Orientation-driven route to an intrinsic insulating ferromagnetic state in manganite superlattices

TL;DR

This paper predicts that (111)-oriented LaMnO3/SrTiO3 superlattices can exhibit an intrinsic insulating ferromagnetic state driven by structural and electronic factors, offering new pathways for spintronic device development.

Contribution

It demonstrates that orientation and structural order can induce insulating ferromagnetism in manganite superlattices, a phenomenon not reliant on extrinsic effects.

Findings

Insulating ferromagnetic state predicted in (111)-oriented superlattices.

Bandgap varies with composition, being direct or indirect.
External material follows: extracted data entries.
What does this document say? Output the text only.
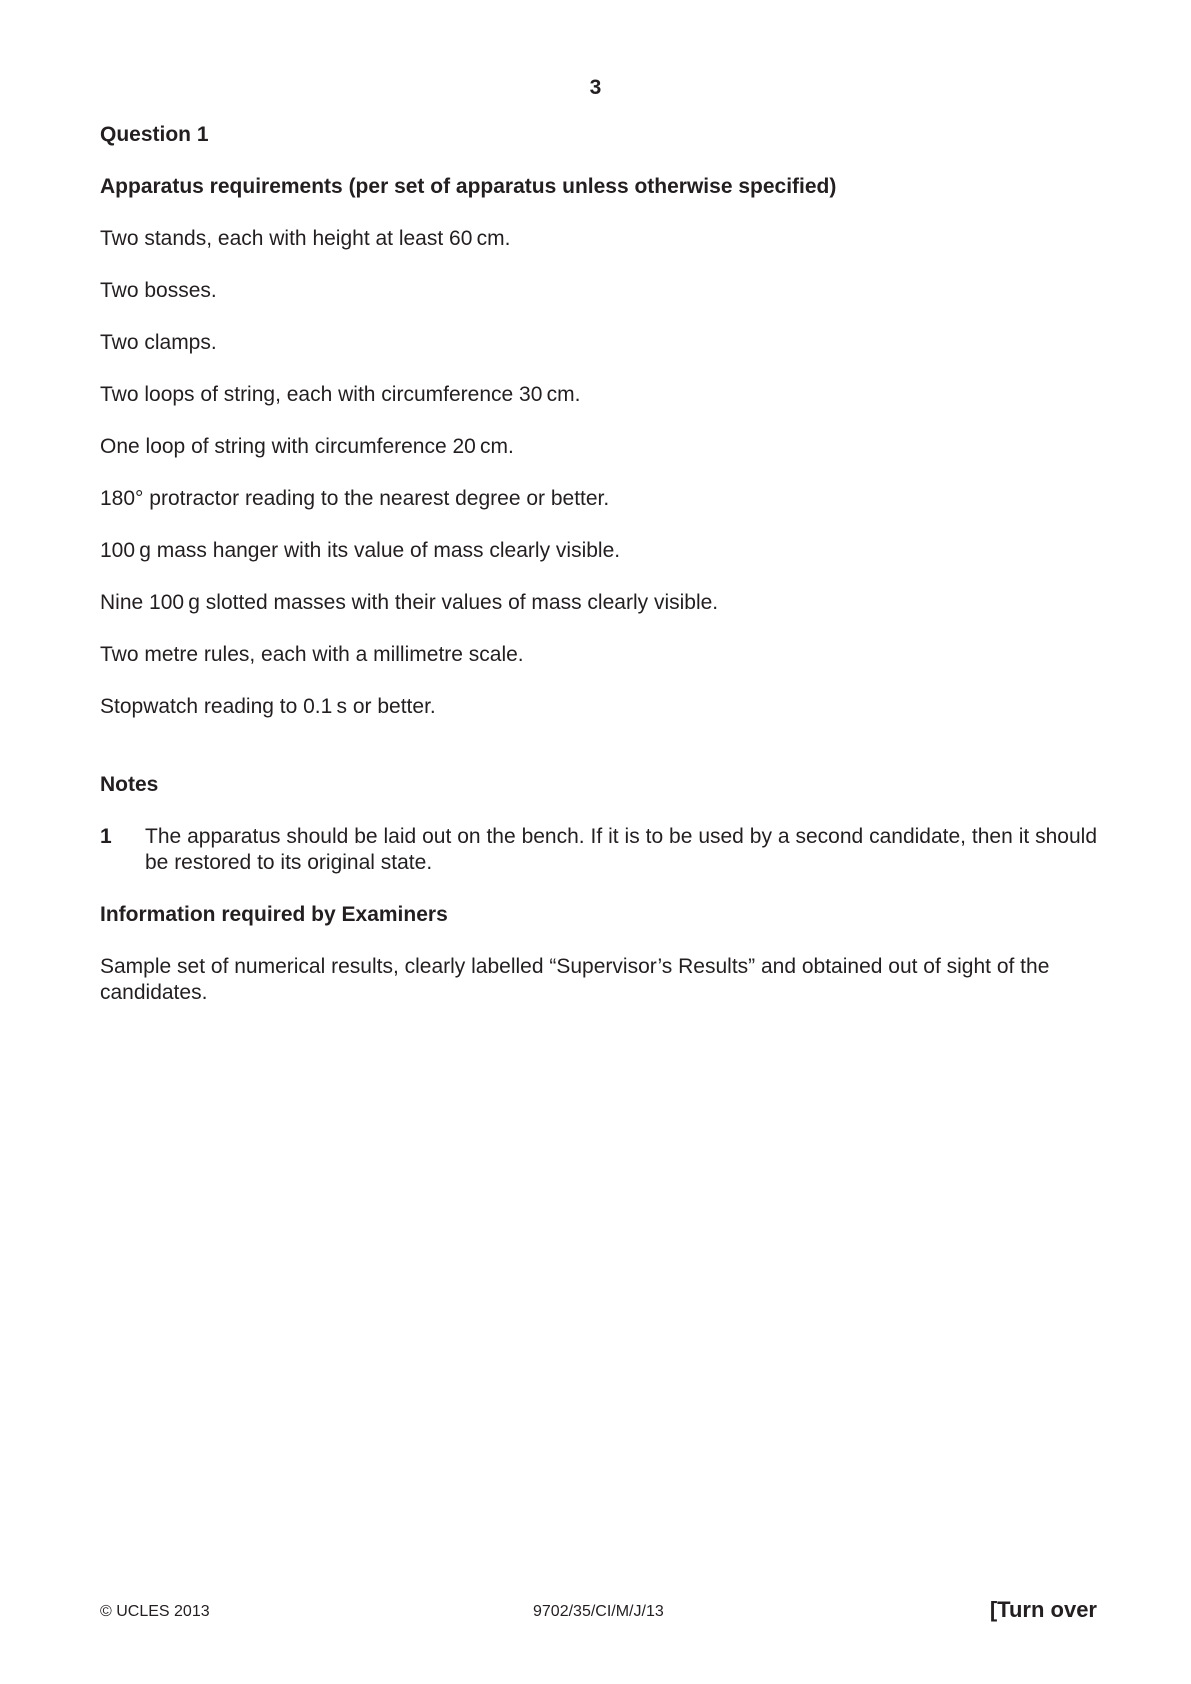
3
Question 1
Apparatus requirements (per set of apparatus unless otherwise specified)
Two stands, each with height at least 60 cm.
Two bosses.
Two clamps.
Two loops of string, each with circumference 30 cm.
One loop of string with circumference 20 cm.
180° protractor reading to the nearest degree or better.
100 g mass hanger with its value of mass clearly visible.
Nine 100 g slotted masses with their values of mass clearly visible.
Two metre rules, each with a millimetre scale.
Stopwatch reading to 0.1 s or better.
Notes
1	The apparatus should be laid out on the bench. If it is to be used by a second candidate, then it should be restored to its original state.
Information required by Examiners

Sample set of numerical results, clearly labelled “Supervisor’s Results” and obtained out of sight of the candidates.

© UCLES 2013	9702/35/CI/M/J/13	[Turn over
Superlattices behave as Kugel-Khomskii materials.

Abstract

Increasing precision in the growth of superlattices sparks hope in applications that may arise from engineering layered structures. Heterostructuring and functionalization of magnetic oxides have been very popular due to their versatility and readiness for integration in modern electronics. In this study, we provide yet another example of this phenomenology by predicting that an insulating ferromagnetic state can be realized in superlattices of LaMnO$_3$ and SrTiO$_3$ oriented along the (111) direction. In strike contrast with respect to other orientations, these properties are not of extrinsic origin but arise from the interplay of structural order, strain and quantum confinement. The bandgap is shown to be either direct and indirect, depending on the precise composition, which can be explained in terms of the geometrical properties of (111)-oriented bilayers of LaMnO$_3$. The electronic structure shows narrow bands indicating localized $e_g$ states for all the investigated superlattices. These features and the analysis of the inter-atomic magnetic coupling suggest that the investigated superlattices behave as a Kugel-Khomskii material, at least for the explored compositions. Our results provide not only a new route to an insulating ferromagnet, but also novel insight into the intricate interplay between lattice symmetry, Hubbard physics and Hund's coupling to be exploited in next-generation spintronic applications.